Attentional Control and Active Maintenance

Yesterday I described how some attention control mechanisms might interact with working memory. For example, momentary failures of goal maintenance could result from stochastic dopamine fluctuations, and thus result in errors or extremely long reaction times on tasks involving interference. On the other hand, the primary (unskewed) distribution of reaction times on such tasks can be explained by a time-consuming process of "competition resolution," which might also differ in efficiency between individuals. In summary, measures of working memory capacity may reflect not only 'capacity' but also individual ability a) to maintain representations (of goals or specific stimuli) in a highly active state, as well as b) to suppress representations that might interfere with the to-be-remembered items.

In a 2005 Memory and Cognition paper, Hester and Garavan approach working memory in a different way: they find that WM loads impair both switching and inhibitory ability in a material-specific way.
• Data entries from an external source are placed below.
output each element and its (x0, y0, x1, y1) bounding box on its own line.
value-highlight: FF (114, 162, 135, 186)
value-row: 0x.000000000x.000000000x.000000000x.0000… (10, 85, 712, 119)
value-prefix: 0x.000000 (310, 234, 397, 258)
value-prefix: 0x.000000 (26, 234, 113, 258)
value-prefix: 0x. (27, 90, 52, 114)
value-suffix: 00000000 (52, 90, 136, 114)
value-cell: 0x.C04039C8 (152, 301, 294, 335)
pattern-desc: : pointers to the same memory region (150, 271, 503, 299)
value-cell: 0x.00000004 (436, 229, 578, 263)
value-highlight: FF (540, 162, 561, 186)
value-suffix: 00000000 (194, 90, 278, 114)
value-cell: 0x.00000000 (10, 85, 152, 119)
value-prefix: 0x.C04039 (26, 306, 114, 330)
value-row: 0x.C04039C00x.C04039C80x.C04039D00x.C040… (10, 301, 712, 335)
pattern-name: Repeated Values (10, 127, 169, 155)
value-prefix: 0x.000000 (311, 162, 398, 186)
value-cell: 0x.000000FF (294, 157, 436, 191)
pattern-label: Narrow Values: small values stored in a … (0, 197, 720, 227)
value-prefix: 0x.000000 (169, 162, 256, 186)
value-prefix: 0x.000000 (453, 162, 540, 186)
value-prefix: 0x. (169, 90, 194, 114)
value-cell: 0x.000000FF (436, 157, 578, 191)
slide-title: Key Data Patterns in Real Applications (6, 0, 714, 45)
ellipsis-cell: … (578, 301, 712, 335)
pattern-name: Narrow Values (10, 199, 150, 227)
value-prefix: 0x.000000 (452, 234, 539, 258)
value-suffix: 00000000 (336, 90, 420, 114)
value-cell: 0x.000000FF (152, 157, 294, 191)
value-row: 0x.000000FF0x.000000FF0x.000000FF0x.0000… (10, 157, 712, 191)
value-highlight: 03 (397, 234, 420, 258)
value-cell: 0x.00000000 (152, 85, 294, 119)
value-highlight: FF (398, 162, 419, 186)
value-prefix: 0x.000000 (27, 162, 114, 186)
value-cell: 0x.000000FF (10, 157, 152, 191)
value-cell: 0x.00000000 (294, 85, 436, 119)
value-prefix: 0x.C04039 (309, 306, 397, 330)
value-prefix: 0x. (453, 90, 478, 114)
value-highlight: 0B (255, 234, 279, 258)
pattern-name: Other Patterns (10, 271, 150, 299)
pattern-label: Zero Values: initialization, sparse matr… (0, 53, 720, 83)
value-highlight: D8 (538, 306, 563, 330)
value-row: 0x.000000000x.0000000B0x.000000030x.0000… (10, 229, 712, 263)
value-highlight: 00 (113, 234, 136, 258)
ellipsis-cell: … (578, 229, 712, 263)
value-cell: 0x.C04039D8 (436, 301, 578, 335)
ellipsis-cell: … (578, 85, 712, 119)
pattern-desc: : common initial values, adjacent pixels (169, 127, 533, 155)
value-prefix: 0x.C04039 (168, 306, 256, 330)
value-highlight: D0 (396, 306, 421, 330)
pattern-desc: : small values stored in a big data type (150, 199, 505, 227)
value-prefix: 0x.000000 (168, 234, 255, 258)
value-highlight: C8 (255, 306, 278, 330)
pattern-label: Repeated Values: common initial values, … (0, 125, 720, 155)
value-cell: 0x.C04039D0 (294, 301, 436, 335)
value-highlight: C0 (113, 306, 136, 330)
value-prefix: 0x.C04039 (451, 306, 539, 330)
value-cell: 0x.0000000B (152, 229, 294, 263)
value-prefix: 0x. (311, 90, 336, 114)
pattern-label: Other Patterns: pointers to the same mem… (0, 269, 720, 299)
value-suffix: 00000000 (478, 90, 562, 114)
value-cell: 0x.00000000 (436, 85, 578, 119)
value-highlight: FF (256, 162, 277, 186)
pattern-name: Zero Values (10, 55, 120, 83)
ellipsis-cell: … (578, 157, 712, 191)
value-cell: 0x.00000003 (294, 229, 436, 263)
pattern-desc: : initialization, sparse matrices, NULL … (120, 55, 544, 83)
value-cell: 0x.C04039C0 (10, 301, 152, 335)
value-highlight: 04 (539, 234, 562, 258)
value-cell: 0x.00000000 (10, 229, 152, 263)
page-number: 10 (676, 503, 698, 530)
In their first experiment, subjects studied a list of 2, 5, or 8 letters, and were then presented with a series of trials in which they had to judge whether a given letter was a member of the previously studied list. Some of the letters presented for this judgment were colored, indicating that subjects had to perform a secondary task (make a vowel/consonant judgment or judge whether the letter's color was red or green).

Not surprisingly, all trial types (memory judgments, vowel/consonant judgments, and red/green judgments) were harder when subjects were remembering 8 letters as opposed to 2 (as reflected in both reaction times and, to a lesser extent, accuracy). Paradoxically, it took subjects longer to switch from the primary to the secondary task if the colored letter was part of the studied list, and this difference increased with the number of items that had been studied. Likewise, it took subjects longer to switch back to the primary task if the next stimulus was a member of the studied list, and this difference also increased with memory load. The authors suggest that subjects may have suppressed these memorized items in order to perform the secondary task.

In a second experiment, Hester & Garavan had subjects study lists of 1, 3 or 5 items, and then presented them with a series of letters which may or may not have been members of that studied set. Subjects were required to give a response for each stimulus that was not a member of the studied list (which was the case for over 90% of the trials); however, for presented items that had been studied, subjects were required to withhold a response. As in the previous experiment, accuracy decreased as memory load increased. However, the reaction time on incorrect trials (where subjects should have withheld response) was much faster than that on correct trials.

A third experiment differed from the second only insofar as subjects were also required to withold a response to any item that had also been presented on the previous trial. As in previous experiments, accuracy decreased as memory load increased - but this time, only for items that had been maintained in memory. In other words, performance on the "repeat" items was unaffected by memory load.

In summary, Hester & Garavan found that it takes longer to switch away from, and to switch back to, items that are maintained in memory for another task, and that this problem is exacerbated by increasing the number of items maintained in memory. Likewise, they showed that this same trend applies to inhibitory control, in that it is generally more difficult to inhibit responding to items maintained in memory than to other stimuli, and that this is even more the case for high memory loads. This work suggests that working memory and executive control can interact in the sense that it is more difficult to control competing responses with WM load (and particularly responses that are related to items maintained in WM). Additionally, both these problems are made substantially worse by increasing the number of items maintained in WM.